Hawaii’s unique record
Climate scientists know what is going to happen because they can see the future already written in a unique 60-year-old cycle of data recorded high on a mountaintop in Hawaii, in the Pacific, far from any heavy industry or city pollution that might distort the local chemistry of the atmosphere.
“Since 1958, monitoring at the Mauna Loa observatory in Hawaii has registered around a 30% increase in the concentration of carbon dioxide in the atmosphere,” said Richard Betts, of the UK Met Office’s Hadley Centre.
“This is caused by emissions from fossil fuels, deforestation and cement production, and the increase would have been even larger if it were not for natural carbon sinks which soak up some of the excess CO2.
This year we expect these carbon sinks to be relatively weak, so the impact of record high human-caused emissions will be larger than last year.”
“Deforestation in the Brazilian Amazon increased to around 8,000 square kilometres in 2018, equivalent to losing a football pitch of forest every 80 seconds”
At the heart of the diagnosis is the increasing understanding of the role of the world’s great oceans in managing planetary weather patterns.
A year ago the tropical Pacific was relatively cool, rainfall increased and land-based ecosystems flourished, soaking up atmospheric carbon. In a relatively warm cycle, many regions become warmer and drier, which in turn limits plant growth.

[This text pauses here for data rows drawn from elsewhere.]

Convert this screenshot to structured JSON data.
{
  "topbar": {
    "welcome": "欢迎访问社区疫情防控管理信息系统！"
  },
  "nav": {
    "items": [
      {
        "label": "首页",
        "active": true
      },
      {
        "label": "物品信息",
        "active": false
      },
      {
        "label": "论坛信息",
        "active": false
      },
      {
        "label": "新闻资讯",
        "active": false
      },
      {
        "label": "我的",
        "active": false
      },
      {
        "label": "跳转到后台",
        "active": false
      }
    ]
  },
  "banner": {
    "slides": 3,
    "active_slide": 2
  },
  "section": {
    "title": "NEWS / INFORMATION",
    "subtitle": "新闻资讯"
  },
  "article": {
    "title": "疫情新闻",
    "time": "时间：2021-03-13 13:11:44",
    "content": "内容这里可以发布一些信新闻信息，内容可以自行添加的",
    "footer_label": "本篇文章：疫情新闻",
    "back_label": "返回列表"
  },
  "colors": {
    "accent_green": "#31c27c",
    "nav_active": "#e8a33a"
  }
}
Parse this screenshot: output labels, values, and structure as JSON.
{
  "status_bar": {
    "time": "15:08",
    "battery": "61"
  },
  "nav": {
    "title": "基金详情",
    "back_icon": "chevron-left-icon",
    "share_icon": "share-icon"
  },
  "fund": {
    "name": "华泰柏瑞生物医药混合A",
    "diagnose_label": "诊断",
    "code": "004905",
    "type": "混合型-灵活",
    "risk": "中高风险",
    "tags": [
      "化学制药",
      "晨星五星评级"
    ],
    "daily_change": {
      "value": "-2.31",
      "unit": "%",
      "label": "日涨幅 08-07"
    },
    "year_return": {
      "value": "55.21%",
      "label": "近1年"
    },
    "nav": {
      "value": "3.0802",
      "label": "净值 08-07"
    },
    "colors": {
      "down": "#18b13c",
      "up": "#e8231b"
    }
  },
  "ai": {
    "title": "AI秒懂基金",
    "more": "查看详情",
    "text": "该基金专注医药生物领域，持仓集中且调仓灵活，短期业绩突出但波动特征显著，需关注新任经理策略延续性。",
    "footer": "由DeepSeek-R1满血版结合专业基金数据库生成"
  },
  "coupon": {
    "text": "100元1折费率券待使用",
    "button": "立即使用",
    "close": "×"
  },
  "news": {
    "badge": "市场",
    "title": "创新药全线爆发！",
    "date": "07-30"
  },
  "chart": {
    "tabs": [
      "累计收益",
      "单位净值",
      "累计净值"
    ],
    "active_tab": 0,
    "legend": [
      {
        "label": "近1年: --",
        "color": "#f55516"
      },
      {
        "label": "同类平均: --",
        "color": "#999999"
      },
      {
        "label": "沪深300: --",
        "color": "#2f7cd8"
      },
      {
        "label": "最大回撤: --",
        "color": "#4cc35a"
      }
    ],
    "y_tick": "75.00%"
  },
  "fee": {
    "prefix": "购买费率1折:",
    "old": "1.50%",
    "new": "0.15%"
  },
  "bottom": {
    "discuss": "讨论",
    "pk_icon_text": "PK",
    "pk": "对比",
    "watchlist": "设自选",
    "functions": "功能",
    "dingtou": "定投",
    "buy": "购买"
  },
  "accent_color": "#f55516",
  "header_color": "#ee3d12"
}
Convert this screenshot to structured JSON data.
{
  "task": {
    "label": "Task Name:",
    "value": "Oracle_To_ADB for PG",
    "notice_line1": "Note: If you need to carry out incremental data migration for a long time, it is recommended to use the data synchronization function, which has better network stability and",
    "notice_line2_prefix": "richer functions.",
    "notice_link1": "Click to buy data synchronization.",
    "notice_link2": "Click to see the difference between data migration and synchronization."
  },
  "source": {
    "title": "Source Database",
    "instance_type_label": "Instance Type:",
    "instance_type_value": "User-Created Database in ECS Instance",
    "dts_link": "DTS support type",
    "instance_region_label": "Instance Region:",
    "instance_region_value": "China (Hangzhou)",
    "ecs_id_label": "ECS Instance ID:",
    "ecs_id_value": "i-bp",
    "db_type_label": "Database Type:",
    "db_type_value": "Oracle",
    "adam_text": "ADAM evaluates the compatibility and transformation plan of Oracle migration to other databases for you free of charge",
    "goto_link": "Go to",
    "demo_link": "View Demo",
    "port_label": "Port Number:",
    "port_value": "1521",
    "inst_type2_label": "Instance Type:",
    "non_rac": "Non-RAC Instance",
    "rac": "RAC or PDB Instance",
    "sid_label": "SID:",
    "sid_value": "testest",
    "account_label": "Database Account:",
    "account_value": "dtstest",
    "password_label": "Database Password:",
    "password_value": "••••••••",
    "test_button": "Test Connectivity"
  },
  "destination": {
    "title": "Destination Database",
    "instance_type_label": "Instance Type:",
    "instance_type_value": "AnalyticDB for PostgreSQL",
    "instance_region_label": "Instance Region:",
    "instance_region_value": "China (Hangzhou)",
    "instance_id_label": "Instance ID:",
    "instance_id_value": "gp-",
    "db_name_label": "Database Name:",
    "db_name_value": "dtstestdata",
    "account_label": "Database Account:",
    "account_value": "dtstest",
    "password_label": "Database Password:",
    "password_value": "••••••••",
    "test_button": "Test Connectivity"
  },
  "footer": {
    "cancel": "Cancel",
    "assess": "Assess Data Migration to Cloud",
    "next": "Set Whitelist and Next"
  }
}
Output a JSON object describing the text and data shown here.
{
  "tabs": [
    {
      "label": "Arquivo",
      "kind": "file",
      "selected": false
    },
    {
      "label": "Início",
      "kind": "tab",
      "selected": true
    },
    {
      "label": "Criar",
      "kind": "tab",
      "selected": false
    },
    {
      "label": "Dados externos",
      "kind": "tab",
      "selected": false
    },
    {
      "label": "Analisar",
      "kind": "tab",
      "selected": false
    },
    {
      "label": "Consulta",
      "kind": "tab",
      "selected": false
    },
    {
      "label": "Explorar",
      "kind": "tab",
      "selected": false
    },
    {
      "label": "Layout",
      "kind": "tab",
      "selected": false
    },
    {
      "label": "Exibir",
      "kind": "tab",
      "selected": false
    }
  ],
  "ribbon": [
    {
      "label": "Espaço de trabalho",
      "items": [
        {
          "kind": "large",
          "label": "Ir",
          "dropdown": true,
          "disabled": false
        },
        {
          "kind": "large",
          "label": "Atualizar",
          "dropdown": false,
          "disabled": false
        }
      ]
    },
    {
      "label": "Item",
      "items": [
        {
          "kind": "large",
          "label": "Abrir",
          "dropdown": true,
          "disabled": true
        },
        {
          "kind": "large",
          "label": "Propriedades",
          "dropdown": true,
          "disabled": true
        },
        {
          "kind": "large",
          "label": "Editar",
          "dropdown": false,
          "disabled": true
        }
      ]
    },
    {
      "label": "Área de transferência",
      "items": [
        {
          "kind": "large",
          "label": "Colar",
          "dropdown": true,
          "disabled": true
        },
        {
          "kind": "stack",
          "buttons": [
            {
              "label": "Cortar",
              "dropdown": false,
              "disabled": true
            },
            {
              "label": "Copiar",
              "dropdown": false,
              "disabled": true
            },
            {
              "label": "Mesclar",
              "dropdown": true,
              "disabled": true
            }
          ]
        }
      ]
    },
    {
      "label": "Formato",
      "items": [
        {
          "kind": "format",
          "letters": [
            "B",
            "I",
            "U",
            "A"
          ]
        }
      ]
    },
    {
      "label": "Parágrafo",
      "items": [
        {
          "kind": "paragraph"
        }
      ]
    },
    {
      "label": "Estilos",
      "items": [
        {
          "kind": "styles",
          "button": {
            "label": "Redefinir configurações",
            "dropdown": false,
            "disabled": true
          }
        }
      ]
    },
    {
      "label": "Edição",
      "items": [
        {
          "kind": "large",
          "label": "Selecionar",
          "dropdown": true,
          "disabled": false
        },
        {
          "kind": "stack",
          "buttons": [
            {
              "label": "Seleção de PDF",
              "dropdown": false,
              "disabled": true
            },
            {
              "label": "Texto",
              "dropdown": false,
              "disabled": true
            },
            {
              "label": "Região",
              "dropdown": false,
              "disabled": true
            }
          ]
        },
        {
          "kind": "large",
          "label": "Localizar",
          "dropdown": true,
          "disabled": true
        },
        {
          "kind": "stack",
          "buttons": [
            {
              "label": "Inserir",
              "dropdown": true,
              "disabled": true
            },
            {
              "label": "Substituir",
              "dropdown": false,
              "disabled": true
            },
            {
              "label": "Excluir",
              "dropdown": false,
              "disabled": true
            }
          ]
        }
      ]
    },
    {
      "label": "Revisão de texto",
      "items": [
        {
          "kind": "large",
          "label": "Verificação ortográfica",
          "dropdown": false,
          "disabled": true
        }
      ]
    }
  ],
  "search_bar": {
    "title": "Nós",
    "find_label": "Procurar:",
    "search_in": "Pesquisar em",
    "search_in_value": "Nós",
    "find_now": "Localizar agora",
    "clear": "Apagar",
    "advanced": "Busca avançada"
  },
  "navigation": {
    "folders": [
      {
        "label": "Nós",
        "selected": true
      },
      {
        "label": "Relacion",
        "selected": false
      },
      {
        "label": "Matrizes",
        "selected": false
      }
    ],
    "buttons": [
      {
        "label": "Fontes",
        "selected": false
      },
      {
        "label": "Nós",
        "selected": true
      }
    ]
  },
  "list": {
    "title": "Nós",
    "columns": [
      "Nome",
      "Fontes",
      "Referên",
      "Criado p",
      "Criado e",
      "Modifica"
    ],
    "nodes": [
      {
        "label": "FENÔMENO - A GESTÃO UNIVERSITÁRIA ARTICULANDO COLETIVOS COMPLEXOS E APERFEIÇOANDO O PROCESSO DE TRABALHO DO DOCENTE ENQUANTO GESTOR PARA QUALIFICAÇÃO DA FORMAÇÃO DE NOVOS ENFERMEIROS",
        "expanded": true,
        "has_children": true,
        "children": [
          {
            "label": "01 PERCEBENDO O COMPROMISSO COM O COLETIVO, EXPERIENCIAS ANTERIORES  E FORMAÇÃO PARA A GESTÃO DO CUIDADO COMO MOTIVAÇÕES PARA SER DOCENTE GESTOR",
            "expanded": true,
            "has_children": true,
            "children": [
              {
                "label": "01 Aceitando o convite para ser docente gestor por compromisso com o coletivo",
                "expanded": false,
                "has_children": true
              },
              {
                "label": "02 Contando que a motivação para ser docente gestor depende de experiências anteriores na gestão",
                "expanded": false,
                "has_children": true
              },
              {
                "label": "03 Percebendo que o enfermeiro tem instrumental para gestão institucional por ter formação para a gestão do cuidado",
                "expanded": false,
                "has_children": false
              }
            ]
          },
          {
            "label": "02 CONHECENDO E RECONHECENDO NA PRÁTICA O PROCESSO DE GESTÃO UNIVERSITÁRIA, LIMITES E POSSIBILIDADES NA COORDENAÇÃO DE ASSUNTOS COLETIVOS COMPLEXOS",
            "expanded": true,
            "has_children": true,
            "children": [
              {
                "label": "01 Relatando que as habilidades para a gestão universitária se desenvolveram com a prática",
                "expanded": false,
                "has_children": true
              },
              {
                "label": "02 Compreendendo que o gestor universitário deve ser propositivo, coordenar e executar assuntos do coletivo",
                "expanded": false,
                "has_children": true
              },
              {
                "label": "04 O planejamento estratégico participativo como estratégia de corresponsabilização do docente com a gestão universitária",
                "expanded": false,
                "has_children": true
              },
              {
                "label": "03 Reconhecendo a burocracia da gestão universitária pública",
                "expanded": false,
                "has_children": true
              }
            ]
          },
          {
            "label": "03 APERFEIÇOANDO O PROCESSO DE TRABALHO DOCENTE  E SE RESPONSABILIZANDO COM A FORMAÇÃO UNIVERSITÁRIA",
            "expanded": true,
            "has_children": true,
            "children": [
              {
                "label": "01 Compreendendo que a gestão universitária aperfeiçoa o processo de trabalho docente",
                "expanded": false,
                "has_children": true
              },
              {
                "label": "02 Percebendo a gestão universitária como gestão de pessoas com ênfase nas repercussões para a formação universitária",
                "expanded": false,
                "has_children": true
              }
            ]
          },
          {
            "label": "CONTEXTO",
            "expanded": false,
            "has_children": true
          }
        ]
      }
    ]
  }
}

Carbon dioxide ratios in the global atmosphere for most of human history, until the Industrial Revolution and the arrival of the steam age and the internal combustion engine, oscillated at around 280 parts per million (ppm). In the last decade, the ratio reached 400 ppm, and in 2018 peaked at 414.7 ppm in May, before beginning to fall in the northern hemisphere growing season, to rise again in September.
El Niño distortion
Overall, the average for 2018 was 411 ppm, with an uncertainty factor of 0.6 ppm. In 2019, the average is likely to be 2.75 ppm higher still. This would be one of the largest annual rises on record.
The rises in 2015-2016 and in 1997-1998 were higher, but these years’ readings were distorted by the arrival of a dramatic but natural Pacific warming called El Niño, always associated with a sudden and often damaging shift in regional climate patterns far away.
Climate scientists have continued to hope for a global response to such predictions: these are the people who are professionally most aware of the big picture of global change.
Julienne Stroeve of University College London called the news “discouraging, for sure. Last year the extra CO2 was equivalent to melting about 110,000 square kilometres of Arctic Sea ice, or roughly three times the area of Switzerland. Sea ice loss is directly tied to increases in atmospheric CO2.”
Damage to forests
And Jos Barlow, of Lancaster University’s Environment Centre, warned that forest clearance in the tropics continued as a hazard.
“Deforestation in the Brazilian Amazon increased to around 8,000 square kilometres in 2018, which is equivalent to losing a football pitch of forest every 80 seconds. This alone would result in CO2 emissions that exceed those of the UK over the same time period.”
Professor Betts called the Mauna Loa record of atmospheric carbon dioxide a “thing of beauty” and a stark reminder of human interference with the planetary climate.
“Looking at the monthly figures, it’s as if you can see the planet ‘breathing’ as the levels of carbon dioxide fall and rise with the seasonal cycle of plant growth and decay in the northern hemisphere. But each year’s CO2 is higher than the last, and this will keep happening until humans stop adding CO2 to the atmosphere.”